İstediğinizi yapın! Dilerseniz Isparta’daki üniversiteden, havaalanından, meydanlardan, caddelerden, parklardan, okullardan, kültür merkezlerinden de adını kaldırın, yasakla milletin gönlünden, zihninden de silemezsiniz ya. Bakın aynı kasidede Namık Kemal’in buna da bir cevabı var: “Ne mümkün zulm ile bi-dâd ile imhâ-yı hürriyet; Çalış idrâki kaldır muktedirsen âdemiyetten.  Bugünkü Türkçesi “Zulümle, adaletsizlikle hürriyeti yok etmek mümkün değildir; Çalış, algıyı kaldır, gücün yetiyorsa insanlıktan.” Bunun için de eserlerden ismini kaldırmak, itibarsızlaştırmaya çalışmak, yalanla, dolanla, baskıyla, yasaklarla, izinde olanlara engeller çıkarmakla zihinlerdeki algıyı yok edemezsiniz. Zira ona Büyük Türk milletinin baba demesi, barajlar kralı, çoban Sülü adını vermesi, hiçbiri devletin eliyle olmadı. Halk onu benimsedi bağrına bastı, bu unvanların hepsini millet kendi verdi. Çalışın daha büyük eserleri siz yapın, milleti hor görmeyin, zulmetmeyin, gücünüz yetiyorsa idraki kaldırın millet sizi de sevsin.

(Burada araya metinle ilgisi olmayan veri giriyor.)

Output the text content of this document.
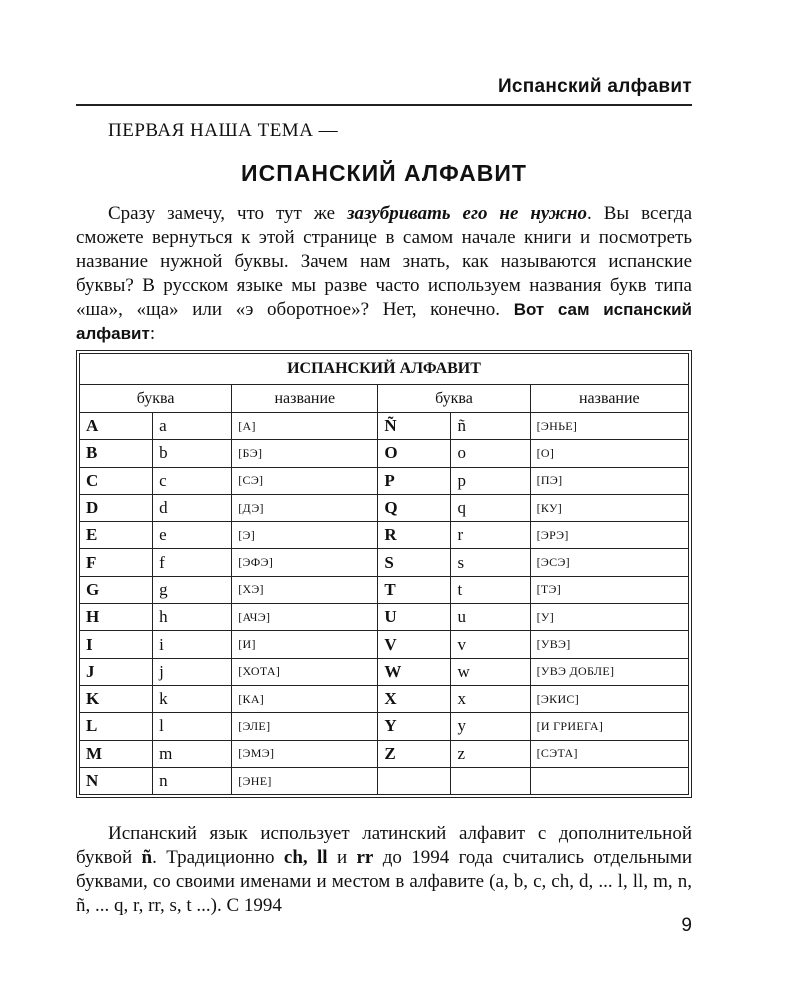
Испанский алфавит
ПЕРВАЯ НАША ТЕМА —
ИСПАНСКИЙ АЛФАВИТ

Сразу замечу, что тут же зазубривать его не нужно. Вы всегда сможете вернуться к этой странице в самом начале книги и посмотреть название нужной буквы. Зачем нам знать, как называются испанские буквы? В русском языке мы разве часто используем названия букв типа «ша», «ща» или «э оборотное»? Нет, конечно. Вот сам испанский алфавит:

ИСПАНСКИЙ АЛФАВИТ					
буква		название	буква		название
A	a	[А]	Ñ	ñ	[ЭНЬЕ]
B	b	[БЭ]	O	o	[О]
C	c	[СЭ]	P	p	[ПЭ]
D	d	[ДЭ]	Q	q	[КУ]
E	e	[Э]	R	r	[ЭРЭ]
F	f	[ЭФЭ]	S	s	[ЭСЭ]
G	g	[ХЭ]	T	t	[ТЭ]
H	h	[АЧЭ]	U	u	[У]
I	i	[И]	V	v	[УВЭ]
J	j	[ХОТА]	W	w	[УВЭ ДОБЛЕ]
K	k	[КА]	X	x	[ЭКИС]
L	l	[ЭЛЕ]	Y	y	[И ГРИЕГА]
M	m	[ЭМЭ]	Z	z	[СЭТА]
N	n	[ЭНЕ]			

Испанский язык использует латинский алфавит с дополнительной буквой ñ. Традиционно ch, ll и rr до 1994 года считались отдельными буквами, со своими именами и местом в алфавите (a, b, c, ch, d, ... l, ll, m, n, ñ, ... q, r, rr, s, t ...). С 1994

9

Şunu da asla aklınızdan çıkarmayın o arkasında o kadar büyük eserler bırakmış, o kadar anlamlı sözler söylemiş, öyle yerinde ilkeler bırakmıştır ki; bugün muhalifi, muvafığı, oy vereni, vermeyeni, haset edenler, algılama güçlüğü olanlar hariç herkes ona sahip çıkmaktadır. O adının üniversitedeki binadan kaldırılmasıyla değerinden bir şey kaybetmez. Tıpkı vatan şairinin söylediği gibi: “YERE DÜŞMEKLE CEVHER, SAKIT OLMAZ KADR-Ü KIYMETTEN”

Kalın sağlıcakla…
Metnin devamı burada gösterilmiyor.